Yeah, well, that didn't exactly work out. An hour before I was supposed to leave for the gym I got an email from hubby. My senior boy had a track meet, it was a home meet, and it might be one of the last I'd seen him participate in before his high school career ended. Okay, so that's a decent excuse, right?

My window of time literally closed, once I decided to make my son's track meet a priority (And I'm glad I did. He pole vaulted 10'6", his personal best, and I was there to tape it).

So I got up the next morning, determined to not give up on my start over. I got the kids off to school then headed right for the gym. It felt so good. And then this morning, I got there again. Two days in a row. Go me.

I'm afraid to admit it, but a lot of the time I'm exercising, I'm actually enjoying it. I hate finding the time to get there. I hate the sweaty drive home and the cumbersome shower process. But I love the 'being in the thick of it' time in the actual gym.

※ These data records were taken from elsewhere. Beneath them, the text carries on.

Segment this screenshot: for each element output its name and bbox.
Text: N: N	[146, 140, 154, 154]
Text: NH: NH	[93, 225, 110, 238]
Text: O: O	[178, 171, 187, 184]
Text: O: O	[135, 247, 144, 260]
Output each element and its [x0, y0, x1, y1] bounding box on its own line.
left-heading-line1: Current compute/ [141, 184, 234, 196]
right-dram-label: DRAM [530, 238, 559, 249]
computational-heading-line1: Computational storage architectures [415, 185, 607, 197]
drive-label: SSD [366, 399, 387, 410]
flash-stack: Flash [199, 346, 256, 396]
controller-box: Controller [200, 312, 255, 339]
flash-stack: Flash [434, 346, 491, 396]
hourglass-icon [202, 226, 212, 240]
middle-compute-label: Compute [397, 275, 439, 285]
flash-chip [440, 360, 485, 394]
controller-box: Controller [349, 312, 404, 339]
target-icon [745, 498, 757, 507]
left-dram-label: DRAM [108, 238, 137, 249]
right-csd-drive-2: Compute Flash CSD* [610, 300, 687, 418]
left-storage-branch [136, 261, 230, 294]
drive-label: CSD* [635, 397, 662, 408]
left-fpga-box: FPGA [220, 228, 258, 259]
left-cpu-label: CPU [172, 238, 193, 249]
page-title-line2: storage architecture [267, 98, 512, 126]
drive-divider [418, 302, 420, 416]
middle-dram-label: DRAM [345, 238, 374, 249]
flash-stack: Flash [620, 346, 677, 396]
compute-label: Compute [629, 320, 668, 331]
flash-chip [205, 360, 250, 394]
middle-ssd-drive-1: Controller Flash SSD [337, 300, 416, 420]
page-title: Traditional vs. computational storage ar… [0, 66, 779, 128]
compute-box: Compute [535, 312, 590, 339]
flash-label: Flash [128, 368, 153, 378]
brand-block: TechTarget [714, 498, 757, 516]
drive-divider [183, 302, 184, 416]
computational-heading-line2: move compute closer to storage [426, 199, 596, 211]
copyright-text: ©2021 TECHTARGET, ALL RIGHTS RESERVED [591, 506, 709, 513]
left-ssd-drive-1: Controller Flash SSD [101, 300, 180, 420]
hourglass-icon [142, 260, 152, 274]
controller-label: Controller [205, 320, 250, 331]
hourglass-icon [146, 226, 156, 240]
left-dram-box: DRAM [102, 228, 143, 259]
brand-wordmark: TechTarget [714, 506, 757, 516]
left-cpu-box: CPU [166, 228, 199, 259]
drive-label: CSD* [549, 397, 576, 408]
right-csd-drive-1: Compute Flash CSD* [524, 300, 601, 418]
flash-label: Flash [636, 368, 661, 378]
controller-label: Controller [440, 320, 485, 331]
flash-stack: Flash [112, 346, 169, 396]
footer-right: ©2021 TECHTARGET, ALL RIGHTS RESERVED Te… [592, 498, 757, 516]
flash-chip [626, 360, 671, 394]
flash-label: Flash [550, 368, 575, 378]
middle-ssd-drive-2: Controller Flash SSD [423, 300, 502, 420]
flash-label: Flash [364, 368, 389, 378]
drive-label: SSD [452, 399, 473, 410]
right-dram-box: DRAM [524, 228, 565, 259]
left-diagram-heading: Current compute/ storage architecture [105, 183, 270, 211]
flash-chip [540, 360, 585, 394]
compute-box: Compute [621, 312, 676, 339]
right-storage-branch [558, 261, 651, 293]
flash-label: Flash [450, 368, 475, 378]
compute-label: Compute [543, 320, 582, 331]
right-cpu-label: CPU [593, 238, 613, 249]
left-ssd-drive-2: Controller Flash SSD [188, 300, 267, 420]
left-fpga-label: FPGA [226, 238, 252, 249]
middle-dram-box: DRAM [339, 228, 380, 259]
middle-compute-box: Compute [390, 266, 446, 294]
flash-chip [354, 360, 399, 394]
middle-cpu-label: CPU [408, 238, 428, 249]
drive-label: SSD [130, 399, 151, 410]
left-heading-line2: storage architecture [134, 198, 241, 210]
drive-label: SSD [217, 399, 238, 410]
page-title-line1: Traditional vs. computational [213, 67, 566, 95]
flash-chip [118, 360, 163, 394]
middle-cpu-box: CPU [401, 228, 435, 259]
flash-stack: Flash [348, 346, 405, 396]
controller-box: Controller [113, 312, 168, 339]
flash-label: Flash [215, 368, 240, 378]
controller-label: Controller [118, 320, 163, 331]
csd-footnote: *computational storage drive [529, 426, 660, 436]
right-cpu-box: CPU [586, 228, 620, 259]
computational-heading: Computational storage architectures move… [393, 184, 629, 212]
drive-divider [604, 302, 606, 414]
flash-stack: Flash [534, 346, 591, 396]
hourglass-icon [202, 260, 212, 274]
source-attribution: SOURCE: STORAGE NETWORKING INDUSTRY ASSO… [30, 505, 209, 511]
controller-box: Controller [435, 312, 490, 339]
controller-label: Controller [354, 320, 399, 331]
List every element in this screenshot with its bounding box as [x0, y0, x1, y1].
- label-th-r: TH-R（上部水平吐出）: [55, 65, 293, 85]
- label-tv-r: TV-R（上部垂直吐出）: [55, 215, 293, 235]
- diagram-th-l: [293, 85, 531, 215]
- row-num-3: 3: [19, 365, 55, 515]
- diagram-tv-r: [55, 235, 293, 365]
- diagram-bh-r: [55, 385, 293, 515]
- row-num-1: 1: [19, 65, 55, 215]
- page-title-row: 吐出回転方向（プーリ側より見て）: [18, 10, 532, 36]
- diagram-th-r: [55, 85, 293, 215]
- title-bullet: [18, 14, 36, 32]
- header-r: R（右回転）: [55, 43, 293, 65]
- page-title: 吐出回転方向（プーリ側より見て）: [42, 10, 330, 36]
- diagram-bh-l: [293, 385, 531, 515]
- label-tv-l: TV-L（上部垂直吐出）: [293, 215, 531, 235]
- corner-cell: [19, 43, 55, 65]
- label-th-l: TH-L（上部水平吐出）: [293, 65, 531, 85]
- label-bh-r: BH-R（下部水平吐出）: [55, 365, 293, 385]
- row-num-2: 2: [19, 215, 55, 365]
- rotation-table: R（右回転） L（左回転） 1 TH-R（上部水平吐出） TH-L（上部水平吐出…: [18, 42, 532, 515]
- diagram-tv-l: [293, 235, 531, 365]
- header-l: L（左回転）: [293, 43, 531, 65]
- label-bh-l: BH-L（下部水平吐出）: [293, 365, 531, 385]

I feel strong when I'm lifting weights, even if I'm not lifting as much as the bulky guy next to me. I love laying on the floor and stretching my hands above my head, feeling my whole body lengthen. I love getting the bike set up for my specs, getting my ipod ready, and clicking my feet into the pedal straps.

Then, when I've gotten warmed up, I love the first rush of sweat, the first time I have to wipe my face with my hand towel. I'm usually really in the zone by then. I'm feeling flushed and raw. The music is pounding in my ears, and I'm settled into my rhythm.

Maybe part of the reason I love being at the gym so much is that it makes me feel normal. It makes me feel able bodied. Athletic people go to gyms. When I was a teenager, the kids who played sports hung out in the gyms. That wasn't me. I was just the wanna be.

Now I'm there too. It's a place for me too.

And as I saw today, even when I'm feeling ragged, if I get myself to that gym, it always, always makes me feel better afterward. Always.